I was terrified of doing the radiation. A friend at church's mom had terrible burns. So being the worry wart I am I was convinced it was going to be awful. I went into the first appt praying that I wouldnt freak out. Laying on the table was kind of like being on an altar and I remember someone on this board saying to me in a post that it is an issue about surrendering your will. So I just laid there and surrendered to the treatment and prayed every day that I could handle the next one and the next one until the treatment was over. I did the Calendula cream and the Aloe Vera Gel and I had no negative side effects at all. No burning or sunburn or even pink skin. Two weeks after treatment was over I was still waiting for the negative side effects to show up and they never did. It was as if I hadnt even done the treatment at all.

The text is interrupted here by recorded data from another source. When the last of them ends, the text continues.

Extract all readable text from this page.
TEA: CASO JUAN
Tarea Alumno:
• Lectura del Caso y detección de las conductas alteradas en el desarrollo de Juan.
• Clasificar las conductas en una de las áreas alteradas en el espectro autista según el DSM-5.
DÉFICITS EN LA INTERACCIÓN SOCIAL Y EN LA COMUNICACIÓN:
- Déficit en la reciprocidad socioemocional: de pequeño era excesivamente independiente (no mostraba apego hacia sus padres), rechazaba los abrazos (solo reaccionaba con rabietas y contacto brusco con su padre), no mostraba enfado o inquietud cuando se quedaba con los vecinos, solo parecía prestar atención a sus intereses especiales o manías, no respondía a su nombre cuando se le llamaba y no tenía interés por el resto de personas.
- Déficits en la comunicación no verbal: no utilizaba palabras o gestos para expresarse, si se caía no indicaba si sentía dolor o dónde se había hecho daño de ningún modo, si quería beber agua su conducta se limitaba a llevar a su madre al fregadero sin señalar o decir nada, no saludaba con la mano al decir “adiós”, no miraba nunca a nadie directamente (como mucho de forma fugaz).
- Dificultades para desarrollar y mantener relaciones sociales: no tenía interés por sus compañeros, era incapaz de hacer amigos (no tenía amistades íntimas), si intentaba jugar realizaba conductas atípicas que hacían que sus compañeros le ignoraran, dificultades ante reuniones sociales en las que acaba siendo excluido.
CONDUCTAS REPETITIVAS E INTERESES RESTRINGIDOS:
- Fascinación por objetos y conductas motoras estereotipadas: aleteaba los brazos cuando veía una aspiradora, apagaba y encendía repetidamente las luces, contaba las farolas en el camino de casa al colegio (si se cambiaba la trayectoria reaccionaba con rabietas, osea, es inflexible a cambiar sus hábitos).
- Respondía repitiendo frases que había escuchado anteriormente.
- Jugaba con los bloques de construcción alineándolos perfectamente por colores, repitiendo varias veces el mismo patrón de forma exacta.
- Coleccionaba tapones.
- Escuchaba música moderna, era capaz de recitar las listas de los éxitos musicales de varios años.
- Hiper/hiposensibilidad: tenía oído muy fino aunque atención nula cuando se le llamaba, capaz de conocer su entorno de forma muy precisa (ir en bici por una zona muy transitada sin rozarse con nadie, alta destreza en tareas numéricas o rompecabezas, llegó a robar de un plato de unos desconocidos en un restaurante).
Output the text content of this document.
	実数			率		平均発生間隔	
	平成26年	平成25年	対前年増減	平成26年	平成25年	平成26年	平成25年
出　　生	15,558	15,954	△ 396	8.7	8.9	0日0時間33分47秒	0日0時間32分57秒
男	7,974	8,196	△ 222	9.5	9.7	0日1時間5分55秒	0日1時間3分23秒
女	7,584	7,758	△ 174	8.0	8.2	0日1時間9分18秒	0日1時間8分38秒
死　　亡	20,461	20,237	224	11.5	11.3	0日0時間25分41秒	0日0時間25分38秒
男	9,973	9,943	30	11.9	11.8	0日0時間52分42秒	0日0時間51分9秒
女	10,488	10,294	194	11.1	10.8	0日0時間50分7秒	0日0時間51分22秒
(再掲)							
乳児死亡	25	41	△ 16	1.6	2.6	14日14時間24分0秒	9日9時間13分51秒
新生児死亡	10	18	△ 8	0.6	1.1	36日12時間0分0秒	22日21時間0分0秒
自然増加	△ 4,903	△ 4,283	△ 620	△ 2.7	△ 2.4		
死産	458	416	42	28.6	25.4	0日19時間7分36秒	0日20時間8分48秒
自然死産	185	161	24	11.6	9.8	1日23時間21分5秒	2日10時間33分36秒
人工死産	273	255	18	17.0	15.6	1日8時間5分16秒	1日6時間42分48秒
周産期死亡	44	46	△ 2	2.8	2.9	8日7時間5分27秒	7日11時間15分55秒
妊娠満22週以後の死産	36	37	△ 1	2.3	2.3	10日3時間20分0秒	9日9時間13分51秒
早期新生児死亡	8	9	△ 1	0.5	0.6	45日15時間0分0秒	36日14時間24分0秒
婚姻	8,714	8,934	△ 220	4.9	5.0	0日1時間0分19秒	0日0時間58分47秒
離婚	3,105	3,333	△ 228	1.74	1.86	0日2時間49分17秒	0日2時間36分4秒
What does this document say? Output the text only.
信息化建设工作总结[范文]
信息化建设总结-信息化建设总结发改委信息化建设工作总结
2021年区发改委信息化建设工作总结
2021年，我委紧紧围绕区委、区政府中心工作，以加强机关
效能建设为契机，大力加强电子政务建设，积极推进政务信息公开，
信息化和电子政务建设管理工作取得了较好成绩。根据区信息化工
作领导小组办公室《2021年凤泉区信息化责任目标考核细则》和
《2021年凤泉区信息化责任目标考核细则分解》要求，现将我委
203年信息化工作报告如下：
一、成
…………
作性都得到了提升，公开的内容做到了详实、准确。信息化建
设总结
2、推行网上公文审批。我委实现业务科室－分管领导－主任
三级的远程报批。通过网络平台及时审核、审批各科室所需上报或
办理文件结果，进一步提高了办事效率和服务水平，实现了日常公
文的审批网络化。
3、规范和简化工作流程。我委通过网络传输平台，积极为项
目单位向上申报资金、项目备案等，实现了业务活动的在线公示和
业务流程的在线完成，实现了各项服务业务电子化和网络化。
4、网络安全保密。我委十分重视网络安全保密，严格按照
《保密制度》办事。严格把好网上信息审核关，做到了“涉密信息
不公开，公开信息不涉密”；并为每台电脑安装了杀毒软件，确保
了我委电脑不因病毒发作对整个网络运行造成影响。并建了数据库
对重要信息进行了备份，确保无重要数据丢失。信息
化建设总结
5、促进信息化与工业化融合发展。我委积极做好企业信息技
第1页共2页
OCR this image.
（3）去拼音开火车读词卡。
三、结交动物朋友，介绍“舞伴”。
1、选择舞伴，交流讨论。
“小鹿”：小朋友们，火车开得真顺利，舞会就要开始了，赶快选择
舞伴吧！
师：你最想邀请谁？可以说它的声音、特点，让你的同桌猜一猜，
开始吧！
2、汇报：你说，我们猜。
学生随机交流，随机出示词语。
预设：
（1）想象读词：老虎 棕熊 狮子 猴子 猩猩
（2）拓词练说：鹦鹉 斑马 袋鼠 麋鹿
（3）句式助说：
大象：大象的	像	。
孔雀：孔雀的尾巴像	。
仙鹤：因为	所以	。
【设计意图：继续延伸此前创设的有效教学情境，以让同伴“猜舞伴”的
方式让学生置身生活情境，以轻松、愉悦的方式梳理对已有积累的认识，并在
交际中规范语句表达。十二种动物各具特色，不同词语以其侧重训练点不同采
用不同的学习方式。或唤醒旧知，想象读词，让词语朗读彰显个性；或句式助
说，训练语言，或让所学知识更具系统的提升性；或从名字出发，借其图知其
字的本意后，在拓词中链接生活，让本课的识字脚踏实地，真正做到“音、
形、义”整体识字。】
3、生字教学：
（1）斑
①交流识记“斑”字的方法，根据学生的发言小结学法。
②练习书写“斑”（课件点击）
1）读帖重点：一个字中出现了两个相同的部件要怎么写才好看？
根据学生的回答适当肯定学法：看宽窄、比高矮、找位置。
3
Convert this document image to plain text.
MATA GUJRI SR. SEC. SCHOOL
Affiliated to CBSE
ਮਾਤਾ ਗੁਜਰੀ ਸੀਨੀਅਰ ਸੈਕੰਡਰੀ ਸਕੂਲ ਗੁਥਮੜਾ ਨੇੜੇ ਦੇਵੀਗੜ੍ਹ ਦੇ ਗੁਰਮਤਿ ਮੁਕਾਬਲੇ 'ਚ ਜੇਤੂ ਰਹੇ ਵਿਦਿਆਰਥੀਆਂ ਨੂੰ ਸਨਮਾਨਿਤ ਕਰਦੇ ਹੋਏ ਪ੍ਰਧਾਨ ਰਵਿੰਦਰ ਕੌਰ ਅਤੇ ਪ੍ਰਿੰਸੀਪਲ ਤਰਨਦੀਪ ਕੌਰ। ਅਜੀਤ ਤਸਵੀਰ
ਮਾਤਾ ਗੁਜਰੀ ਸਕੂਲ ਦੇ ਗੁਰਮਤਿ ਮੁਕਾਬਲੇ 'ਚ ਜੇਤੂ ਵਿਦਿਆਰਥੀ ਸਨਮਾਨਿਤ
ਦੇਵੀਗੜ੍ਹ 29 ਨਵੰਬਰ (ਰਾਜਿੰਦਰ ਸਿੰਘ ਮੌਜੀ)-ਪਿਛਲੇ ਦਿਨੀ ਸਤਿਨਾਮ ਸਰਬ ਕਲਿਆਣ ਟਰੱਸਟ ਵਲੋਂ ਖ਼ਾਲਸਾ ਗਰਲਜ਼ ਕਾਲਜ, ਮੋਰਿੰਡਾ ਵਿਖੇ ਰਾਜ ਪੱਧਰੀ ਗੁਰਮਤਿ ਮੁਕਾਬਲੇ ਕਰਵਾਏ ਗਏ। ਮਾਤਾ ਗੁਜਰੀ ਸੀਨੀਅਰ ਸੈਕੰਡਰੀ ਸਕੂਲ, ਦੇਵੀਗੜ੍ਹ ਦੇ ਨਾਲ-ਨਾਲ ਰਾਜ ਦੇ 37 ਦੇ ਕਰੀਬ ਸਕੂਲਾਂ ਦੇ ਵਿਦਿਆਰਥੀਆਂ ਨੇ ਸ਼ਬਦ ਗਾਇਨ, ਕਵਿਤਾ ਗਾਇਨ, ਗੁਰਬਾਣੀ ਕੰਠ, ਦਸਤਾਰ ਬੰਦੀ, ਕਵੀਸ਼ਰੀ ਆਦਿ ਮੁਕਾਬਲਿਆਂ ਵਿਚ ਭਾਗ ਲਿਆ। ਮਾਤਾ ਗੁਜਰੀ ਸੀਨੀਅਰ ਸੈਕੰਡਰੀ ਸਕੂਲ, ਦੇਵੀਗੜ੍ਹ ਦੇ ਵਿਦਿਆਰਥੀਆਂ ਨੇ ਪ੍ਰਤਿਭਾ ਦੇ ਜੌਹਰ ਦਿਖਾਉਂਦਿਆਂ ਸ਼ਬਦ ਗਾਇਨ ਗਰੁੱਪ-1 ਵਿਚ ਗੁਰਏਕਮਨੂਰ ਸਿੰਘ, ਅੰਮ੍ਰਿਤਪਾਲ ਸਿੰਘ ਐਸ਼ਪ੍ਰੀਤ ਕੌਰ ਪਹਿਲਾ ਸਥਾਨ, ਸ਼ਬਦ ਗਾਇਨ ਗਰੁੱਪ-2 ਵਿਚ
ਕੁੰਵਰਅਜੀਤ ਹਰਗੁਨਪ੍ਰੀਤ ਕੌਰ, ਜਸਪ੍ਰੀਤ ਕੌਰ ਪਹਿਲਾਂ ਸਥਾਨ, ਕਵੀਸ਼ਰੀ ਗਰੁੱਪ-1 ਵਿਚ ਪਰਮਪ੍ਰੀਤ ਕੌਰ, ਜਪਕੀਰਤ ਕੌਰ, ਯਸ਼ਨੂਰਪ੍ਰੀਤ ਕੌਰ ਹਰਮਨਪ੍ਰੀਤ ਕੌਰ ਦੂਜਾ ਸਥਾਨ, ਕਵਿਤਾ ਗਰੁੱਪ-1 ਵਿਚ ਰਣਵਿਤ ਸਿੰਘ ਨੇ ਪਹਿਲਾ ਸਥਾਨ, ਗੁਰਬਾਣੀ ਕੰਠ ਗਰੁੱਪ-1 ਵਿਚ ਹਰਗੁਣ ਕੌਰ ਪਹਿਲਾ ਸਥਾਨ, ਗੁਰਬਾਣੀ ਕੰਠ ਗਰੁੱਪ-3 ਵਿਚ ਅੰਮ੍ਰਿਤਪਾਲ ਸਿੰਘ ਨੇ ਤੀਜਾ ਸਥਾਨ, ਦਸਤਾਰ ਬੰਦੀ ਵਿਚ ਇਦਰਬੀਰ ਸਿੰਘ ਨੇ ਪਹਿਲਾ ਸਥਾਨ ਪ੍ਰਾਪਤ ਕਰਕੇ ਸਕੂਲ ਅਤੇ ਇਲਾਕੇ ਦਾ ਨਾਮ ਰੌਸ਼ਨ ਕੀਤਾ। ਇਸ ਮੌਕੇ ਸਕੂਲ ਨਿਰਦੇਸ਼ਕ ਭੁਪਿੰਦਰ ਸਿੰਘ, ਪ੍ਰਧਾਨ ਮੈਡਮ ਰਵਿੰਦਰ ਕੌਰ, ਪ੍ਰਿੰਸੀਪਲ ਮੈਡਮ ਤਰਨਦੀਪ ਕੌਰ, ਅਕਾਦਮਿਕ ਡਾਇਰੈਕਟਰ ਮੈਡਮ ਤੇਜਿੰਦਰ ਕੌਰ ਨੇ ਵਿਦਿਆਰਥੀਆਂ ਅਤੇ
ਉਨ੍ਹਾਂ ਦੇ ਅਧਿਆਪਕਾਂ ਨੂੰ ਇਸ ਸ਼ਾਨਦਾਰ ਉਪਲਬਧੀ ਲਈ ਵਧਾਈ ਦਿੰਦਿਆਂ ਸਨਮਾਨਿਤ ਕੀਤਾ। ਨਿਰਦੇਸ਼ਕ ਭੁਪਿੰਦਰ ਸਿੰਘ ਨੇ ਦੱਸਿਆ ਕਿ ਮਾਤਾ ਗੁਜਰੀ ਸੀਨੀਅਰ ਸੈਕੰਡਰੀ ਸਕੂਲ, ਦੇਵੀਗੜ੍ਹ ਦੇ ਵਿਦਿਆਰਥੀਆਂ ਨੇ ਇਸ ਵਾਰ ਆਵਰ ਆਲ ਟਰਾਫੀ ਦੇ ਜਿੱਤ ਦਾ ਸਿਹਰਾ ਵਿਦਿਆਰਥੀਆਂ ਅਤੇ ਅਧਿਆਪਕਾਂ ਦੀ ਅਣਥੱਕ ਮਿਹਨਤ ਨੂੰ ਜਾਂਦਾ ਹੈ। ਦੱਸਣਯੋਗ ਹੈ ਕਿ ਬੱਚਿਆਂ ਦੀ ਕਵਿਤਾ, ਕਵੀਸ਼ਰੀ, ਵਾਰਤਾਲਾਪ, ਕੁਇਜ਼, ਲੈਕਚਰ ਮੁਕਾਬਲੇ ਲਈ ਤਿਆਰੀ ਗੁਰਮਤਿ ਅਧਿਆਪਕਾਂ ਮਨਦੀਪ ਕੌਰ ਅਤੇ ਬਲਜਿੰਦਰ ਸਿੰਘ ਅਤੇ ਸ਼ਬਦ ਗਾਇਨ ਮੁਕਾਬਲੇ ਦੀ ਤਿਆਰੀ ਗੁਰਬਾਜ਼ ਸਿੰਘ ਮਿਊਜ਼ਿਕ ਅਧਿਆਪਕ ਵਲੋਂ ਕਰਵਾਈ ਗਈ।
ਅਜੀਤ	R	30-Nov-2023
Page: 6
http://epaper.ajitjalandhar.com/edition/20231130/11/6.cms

The only that I can think of that may have made the difference besides praying my guts out every day was that I was taking Immunocal a whey protein shake that builds the cells glutathione, a detoxifying antioxident our body makes in our cells. I had to stop all other supplements, vitamins until the treatment was over.

AngelsGal

paloma1211

Jkeet - I finished my rads 2 weeks ago. I had 2 serious burns: one near my clavicle and one where my breast and underarm meet. I'm a full figured woman with big breasts. The burns happened where the skin folded as I laid back on the table.

My burns really blossomed after the 4th week of treatment. I finally got some prescription silvadene cream, and that helped me heal. I was pretty well healed up by last week

Treatment itself is generally easy, if tedious. I just wanted the 30 treatments to be over!

ingerp

Jkeet--I just kept slathering on a variety of creams--calendula, Aquaphor, Desitin, . . . and only had minimal skin impacts. I did end up with a few days of fatigue both times--not regularly, and really only a couple of days. It seemed to be tied to when I'd had a really active day the day before. (During my first rads we were getting the house/property ready to host a wedding--aiyiyi!!) The treatments do go really quickly and the techs are wonderful people. You'll likely check in with your RO once a week, but the daily schedule makes it all go really quickly--every week you have five more behind you!

hapa

Jkeet - I had fatigue and the center of my chest was pretty meaty looking by the end. It didn't hurt but it itched like crazy and went away a couple weeks after the end of treatment. I'm almost a year out now. The pec was tight for a long time and I had to do PT exercises every day but it is a lot better now, I started a light weight lifting program and that did wonders for the tightness, which is counter-intuitive to me. I've had some capuslar contracture in my implant, which I wanted replaced anyway, and since replacement it is much better but the rads side still sits a little higher than the other. The skin on that side is still thicker, darker, tougher and apparently thinner compared to the other side. All that being said, if there was one treatment I wish I could have skipped, it is rads. Chemo was it's own beast, but I have no lingering side effects from that.

margun

my doc prescribed me letrizole. I am so worried about side effect that I read that I bought the original (fenara) and not the generic. The price of the original is more than four times higher than the price of generic. Anyone had generic letrozole and is there difference in anything between the two?

margun

my doc prescribed me letrizole. I am so worried about side effects I read about that I bought the original (fenara) and not the generic. The price of the original is more than four times higher than the price of thegeneric. Anyone had generic letrozole and is there difference in anything between the two?